Sunday, May 27, 2007

Darth Vader's Psychopathology

Shrink Rap speculates on whether Darth Vader has a personality disorder:
Huh? BPD is not the first diagnosis I would come up with. I would've thought Narcissistic PD before BPD. Needs at least 5 of these :
has a grandiose sense of self-importance
is preoccupied with fantasies of unlimited success, power, brilliance, beauty, or ideal love
believes that he or she is "special" and unique and can only be understood by other special people
requires excessive admiration
strong sense of entitlement
takes advantage of others to achieve his or her own ends
lacks empathy
is often envious or believes others are envious of him or her
arrogant affect.I think he had them all.

Narcissistic PD is the diagnosis I came up with 2 years ago in this classic post.

Saturday, May 26, 2007

A Reader Request

This was posted in the comments section of a recent post:
Hello. I'm Cary Byrd and I write the eDrugSearch Blog. I know that you're a reader of Kevin, M.D. as I am, so I thought you might be interested in an interview I just posted with Kevin. You can find it here: http://edrugsearch.com/edsblog/five-questions-with-kevin-md/

Saturday, May 19, 2007

Which Physicians should make the most money?
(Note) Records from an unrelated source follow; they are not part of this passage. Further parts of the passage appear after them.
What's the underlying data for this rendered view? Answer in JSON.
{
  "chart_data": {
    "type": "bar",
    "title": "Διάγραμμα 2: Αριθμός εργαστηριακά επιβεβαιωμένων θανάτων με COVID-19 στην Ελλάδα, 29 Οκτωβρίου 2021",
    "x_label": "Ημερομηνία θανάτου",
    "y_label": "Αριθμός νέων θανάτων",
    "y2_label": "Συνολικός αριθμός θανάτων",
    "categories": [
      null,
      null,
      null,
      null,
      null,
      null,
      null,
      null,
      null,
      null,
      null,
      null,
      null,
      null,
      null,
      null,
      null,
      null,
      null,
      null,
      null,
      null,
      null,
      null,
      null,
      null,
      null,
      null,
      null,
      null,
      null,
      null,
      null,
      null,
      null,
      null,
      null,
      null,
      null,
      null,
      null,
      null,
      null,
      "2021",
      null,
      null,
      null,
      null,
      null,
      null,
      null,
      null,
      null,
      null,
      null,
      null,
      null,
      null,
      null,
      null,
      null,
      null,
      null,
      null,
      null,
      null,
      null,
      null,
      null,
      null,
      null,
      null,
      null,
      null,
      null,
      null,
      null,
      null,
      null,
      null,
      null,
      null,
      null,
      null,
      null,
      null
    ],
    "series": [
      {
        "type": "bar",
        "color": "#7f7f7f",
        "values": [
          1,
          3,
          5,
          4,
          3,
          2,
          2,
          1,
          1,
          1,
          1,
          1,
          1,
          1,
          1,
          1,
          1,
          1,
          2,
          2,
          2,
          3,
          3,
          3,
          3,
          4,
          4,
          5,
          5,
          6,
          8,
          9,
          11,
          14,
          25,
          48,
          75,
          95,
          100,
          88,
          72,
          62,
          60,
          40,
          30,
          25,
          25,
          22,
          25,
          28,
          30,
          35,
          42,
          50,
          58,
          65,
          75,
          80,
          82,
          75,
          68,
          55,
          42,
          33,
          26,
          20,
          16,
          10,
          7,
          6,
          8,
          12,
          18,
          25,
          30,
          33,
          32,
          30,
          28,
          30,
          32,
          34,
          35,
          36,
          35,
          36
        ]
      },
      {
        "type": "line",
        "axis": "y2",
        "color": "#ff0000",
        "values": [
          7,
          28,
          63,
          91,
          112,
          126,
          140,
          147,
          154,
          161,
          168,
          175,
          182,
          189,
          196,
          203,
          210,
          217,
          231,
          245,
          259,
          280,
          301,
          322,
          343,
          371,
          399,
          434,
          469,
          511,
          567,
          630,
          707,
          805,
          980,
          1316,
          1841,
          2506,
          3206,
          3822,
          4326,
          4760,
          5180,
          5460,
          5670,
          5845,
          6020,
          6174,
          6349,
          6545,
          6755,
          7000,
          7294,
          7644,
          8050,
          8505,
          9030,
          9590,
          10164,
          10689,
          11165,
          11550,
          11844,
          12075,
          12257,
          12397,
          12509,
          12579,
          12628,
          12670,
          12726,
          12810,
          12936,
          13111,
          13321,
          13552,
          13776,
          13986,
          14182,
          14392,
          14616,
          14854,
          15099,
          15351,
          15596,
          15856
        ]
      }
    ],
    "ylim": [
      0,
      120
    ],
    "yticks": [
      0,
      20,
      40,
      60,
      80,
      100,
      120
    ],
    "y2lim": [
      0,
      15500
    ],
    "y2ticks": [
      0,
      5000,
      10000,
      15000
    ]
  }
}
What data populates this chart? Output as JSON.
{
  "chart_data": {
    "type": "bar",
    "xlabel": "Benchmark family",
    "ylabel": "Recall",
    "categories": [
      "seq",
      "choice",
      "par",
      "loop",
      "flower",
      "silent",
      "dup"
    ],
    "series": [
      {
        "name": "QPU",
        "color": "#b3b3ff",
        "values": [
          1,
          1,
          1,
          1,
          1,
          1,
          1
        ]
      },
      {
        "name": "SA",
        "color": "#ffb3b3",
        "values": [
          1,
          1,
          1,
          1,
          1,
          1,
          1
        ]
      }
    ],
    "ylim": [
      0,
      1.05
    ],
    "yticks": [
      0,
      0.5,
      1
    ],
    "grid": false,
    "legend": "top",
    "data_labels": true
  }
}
A frequent topic on other medical blogs is the relative compensation of various physician specialties/practice types: proceduralists vs. cognitivists, primary care vs. specialists, surgeons vs internists, hospitalists vs. officists. Should the healthcare pie be recut, enlarged, both, or neither?
Here are some of my preliminary thoughts on the matter:
1. Emergency/urgent services: When I develop heart problems, the cardiologist treating my heart attack is going to have a lot more leverage than the primary care doc who later manages cardiac risk factors.
As a society, we need to ensure that certain emergency services- such as neurosurgical treatment of brain bleeds, is available on a timely basis. If there is a shortage of dermatologists, neurologists, psychiatrists etc in an area, a majority of Americans can afford to travel elsewhere to seek these services. If you have just been in a car accident, the lack of nearby neurosurgical care can mean you're dead or permanently disabled.
I feel that those who provide emergency services deserve higher compensation than doctors who don't.
2. After Hour Services: Over-useage of ER's would decline if more docs had evening/weekend hours. Doctors should be able to charge patients extra for seeing them outside of the normal work week. I would personally be willing to pay my doctor more out-of-pocket for the convenience of evening hours. If doctors were allowed to charge surcharges for after-hour services, busy professionals would benefit. Retired persons and the unemployed could continue to go to physicians during normal daytime hours. The only group that wouldn't benefit is the working poor.
More to come on this topic later- maybe.

Wednesday, May 16, 2007

10 Years

I've been a doctor exactly 10 years, over half of that time in residency/fellowship training. Burnt out and cynical already.
If anyone who graduated with me at the University of Iowa College of Medicine is reading this, please post a comment.
I'm still trying to decide on whether I should go the September Class of '97 reunion. If I do go, I'll be sure and drop by the Alpha Kappa Kappa house.